Mistrangelo Massimiliano, Cassoni Paola, Scozzari Gitana, Castellano Isabella, Gavello Giorgia, Corno Franco, Morino Mario
Department of Surgery and Center of Minimal Invasive Surgery, University of Turin, Italy.
Tumori. 2009 Jul-Aug;95(4):538-41. doi: 10.1177/030089160909500424.
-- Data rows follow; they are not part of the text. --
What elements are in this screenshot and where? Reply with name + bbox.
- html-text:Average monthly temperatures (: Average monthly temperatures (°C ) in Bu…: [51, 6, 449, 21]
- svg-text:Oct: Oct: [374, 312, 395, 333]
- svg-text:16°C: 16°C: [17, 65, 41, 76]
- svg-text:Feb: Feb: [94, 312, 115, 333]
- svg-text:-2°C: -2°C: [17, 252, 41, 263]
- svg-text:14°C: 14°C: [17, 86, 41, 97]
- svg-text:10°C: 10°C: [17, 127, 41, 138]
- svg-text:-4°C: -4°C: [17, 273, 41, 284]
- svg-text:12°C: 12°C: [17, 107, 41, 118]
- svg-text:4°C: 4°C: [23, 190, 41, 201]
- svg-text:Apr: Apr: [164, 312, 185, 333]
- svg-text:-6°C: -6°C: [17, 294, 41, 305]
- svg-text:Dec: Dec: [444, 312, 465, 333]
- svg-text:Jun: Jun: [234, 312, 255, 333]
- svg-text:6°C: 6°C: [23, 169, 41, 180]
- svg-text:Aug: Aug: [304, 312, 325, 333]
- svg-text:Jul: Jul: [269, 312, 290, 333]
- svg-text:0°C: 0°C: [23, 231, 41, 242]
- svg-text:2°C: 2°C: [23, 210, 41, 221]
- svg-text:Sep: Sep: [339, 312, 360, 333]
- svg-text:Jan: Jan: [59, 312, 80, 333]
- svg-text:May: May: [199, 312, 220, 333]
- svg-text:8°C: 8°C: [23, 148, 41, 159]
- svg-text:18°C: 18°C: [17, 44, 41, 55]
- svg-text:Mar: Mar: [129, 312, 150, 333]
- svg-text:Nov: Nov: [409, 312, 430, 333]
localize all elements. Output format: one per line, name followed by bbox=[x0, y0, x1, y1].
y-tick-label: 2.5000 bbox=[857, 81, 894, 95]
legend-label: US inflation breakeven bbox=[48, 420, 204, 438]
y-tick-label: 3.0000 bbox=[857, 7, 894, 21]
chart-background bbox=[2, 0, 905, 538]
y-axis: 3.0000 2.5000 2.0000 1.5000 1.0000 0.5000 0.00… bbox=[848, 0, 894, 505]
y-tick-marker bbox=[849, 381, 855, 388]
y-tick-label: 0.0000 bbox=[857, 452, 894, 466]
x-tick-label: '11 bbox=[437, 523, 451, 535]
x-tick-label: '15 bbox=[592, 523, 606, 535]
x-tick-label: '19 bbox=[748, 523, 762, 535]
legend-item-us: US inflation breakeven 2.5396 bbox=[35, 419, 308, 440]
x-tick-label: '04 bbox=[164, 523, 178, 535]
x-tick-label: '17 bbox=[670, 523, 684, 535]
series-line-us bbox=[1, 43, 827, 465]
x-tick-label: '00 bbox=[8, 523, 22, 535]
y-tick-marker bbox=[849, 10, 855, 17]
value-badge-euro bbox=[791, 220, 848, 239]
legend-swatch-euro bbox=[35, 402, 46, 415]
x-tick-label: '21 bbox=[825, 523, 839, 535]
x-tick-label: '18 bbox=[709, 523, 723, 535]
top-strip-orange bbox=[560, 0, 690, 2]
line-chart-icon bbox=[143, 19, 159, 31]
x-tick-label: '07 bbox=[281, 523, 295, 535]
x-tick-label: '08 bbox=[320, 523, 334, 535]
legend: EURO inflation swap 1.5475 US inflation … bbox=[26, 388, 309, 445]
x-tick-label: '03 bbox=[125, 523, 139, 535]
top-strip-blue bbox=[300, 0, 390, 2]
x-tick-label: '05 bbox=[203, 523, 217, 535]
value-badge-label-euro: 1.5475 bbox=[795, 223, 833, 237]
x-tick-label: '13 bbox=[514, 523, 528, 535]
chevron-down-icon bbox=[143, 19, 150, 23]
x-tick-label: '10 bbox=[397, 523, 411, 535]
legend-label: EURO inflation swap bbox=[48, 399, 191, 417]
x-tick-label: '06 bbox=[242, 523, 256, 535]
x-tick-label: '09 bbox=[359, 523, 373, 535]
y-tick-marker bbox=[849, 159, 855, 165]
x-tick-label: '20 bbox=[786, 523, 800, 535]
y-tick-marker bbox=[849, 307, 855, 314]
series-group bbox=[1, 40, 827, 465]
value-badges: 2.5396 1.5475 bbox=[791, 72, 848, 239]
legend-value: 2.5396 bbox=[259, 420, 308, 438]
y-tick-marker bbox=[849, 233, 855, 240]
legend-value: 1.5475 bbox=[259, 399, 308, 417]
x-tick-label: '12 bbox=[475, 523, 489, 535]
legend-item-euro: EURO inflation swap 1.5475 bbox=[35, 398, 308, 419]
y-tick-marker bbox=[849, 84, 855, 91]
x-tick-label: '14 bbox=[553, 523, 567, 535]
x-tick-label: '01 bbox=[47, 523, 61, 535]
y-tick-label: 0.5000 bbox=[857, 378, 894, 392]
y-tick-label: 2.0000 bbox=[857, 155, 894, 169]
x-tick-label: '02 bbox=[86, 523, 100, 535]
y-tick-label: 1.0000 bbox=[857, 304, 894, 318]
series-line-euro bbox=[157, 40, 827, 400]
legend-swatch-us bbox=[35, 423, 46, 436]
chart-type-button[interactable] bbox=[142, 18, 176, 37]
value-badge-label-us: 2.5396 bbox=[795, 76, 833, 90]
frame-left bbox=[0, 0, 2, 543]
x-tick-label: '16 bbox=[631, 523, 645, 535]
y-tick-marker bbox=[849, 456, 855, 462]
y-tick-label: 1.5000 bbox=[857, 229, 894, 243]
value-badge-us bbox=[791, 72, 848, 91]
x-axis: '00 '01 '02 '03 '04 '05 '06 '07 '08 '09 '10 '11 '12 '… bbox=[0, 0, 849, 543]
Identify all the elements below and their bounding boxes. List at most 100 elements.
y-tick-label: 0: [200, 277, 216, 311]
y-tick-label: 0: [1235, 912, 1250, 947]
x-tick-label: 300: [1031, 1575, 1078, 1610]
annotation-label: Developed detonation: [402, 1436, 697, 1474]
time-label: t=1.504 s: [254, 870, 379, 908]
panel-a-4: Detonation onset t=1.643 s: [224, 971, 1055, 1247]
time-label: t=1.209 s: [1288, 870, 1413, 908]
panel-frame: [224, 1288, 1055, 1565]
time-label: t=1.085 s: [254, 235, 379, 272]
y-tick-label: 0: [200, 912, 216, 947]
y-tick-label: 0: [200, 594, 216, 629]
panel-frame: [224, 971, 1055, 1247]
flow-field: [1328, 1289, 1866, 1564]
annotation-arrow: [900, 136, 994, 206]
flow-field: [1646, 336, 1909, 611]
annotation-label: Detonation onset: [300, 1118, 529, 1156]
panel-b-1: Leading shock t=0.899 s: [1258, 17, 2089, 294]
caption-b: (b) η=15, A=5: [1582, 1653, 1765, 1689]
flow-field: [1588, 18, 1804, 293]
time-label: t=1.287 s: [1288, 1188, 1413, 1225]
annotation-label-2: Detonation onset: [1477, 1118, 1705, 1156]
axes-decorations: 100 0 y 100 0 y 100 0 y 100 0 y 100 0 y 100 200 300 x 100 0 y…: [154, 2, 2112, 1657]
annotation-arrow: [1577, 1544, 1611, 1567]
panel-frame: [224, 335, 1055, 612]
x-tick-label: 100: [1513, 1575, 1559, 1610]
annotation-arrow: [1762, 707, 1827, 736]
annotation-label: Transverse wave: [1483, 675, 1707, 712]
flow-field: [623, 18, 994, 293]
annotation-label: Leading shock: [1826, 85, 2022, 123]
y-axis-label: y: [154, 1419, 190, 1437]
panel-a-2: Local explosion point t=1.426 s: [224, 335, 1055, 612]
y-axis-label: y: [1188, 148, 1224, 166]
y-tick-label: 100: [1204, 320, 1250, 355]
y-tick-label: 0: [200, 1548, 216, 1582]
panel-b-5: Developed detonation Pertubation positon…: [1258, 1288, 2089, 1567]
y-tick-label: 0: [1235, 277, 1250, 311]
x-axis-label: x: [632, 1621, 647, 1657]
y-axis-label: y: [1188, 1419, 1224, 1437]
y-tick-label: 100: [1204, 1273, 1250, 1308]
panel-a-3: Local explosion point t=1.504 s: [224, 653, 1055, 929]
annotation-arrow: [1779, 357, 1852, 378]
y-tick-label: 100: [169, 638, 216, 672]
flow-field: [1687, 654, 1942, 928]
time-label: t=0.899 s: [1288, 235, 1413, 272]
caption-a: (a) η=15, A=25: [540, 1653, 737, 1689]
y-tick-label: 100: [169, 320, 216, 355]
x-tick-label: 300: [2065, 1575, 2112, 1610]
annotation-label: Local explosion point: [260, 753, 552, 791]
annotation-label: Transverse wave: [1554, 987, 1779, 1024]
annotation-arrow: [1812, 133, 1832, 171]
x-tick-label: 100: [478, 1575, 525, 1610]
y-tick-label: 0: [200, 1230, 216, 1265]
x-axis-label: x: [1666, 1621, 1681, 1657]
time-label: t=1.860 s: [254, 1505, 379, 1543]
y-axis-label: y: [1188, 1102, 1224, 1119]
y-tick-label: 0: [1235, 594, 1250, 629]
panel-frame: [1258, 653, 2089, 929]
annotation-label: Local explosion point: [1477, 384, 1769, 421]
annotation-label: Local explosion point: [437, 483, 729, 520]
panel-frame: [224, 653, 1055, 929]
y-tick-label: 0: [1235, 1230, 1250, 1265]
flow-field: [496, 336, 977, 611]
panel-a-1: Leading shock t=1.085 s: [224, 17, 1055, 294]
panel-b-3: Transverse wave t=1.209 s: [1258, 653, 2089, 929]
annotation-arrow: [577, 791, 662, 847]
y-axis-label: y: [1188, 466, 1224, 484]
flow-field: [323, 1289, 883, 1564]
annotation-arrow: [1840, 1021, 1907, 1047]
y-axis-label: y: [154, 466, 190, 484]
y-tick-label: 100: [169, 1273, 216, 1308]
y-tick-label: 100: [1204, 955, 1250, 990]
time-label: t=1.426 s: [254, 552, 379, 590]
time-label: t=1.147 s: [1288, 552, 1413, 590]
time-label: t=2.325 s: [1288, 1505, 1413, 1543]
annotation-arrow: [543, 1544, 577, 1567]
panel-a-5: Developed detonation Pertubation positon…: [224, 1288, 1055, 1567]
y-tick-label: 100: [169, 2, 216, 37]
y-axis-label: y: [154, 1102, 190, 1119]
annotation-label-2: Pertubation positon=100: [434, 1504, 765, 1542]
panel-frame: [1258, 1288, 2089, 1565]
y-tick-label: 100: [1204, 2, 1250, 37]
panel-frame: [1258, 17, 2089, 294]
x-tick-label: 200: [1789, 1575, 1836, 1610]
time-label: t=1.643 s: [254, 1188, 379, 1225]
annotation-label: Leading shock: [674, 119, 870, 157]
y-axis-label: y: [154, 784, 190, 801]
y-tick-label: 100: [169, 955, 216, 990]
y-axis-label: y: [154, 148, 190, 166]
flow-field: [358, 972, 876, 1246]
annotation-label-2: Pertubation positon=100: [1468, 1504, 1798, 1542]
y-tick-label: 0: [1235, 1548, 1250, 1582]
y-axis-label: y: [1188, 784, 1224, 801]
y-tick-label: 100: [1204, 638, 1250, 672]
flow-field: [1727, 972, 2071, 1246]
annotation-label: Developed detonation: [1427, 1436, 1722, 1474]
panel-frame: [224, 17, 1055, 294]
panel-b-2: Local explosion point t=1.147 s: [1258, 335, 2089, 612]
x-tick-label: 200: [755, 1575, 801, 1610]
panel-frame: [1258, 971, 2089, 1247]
Granular cell tumor was first described by Abrikossoff in 1926. Over the years several cases of this neoplasm have been reported, with a variety of localizations. We here report a case of perianal granular cell tumor and discuss its histogenesis and its relevance to clinical practice.
The clinical course and histopathology of the case are reviewed, and a literature search for other reported cases has been performed.
A 46-year-old woman presented with a perianal nodular lesion. Pathological examination revealed a granular cell tumor. A literature search produced only 25 other cases of anal and perianal granular cell tumors.
Granular cell tumors are rarely observed in the perianal region. Their existence must always be borne in mind in the differential diagnosis of perianal neoplasms. In most cases surgical excision is curative, but potential malignant transformation must be considered during therapeutic procedures and follow-up.
颗粒细胞瘤于1926年由阿布里科索夫首次描述。多年来,已报道了该肿瘤的多例病例,其发生部位多种多样。我们在此报告一例肛周颗粒细胞瘤病例,并讨论其组织发生及其与临床实践的相关性。
回顾该病例的临床病程和组织病理学,并对其他已报道病例进行文献检索。
一名46岁女性出现肛周结节性病变。病理检查显示为颗粒细胞瘤。文献检索仅发现另外25例肛门和肛周颗粒细胞瘤病例。
颗粒细胞瘤在肛周区域很少见。在肛周肿瘤的鉴别诊断中必须始终牢记其存在。在大多数情况下,手术切除可治愈,但在治疗过程和随访中必须考虑潜在的恶性转化。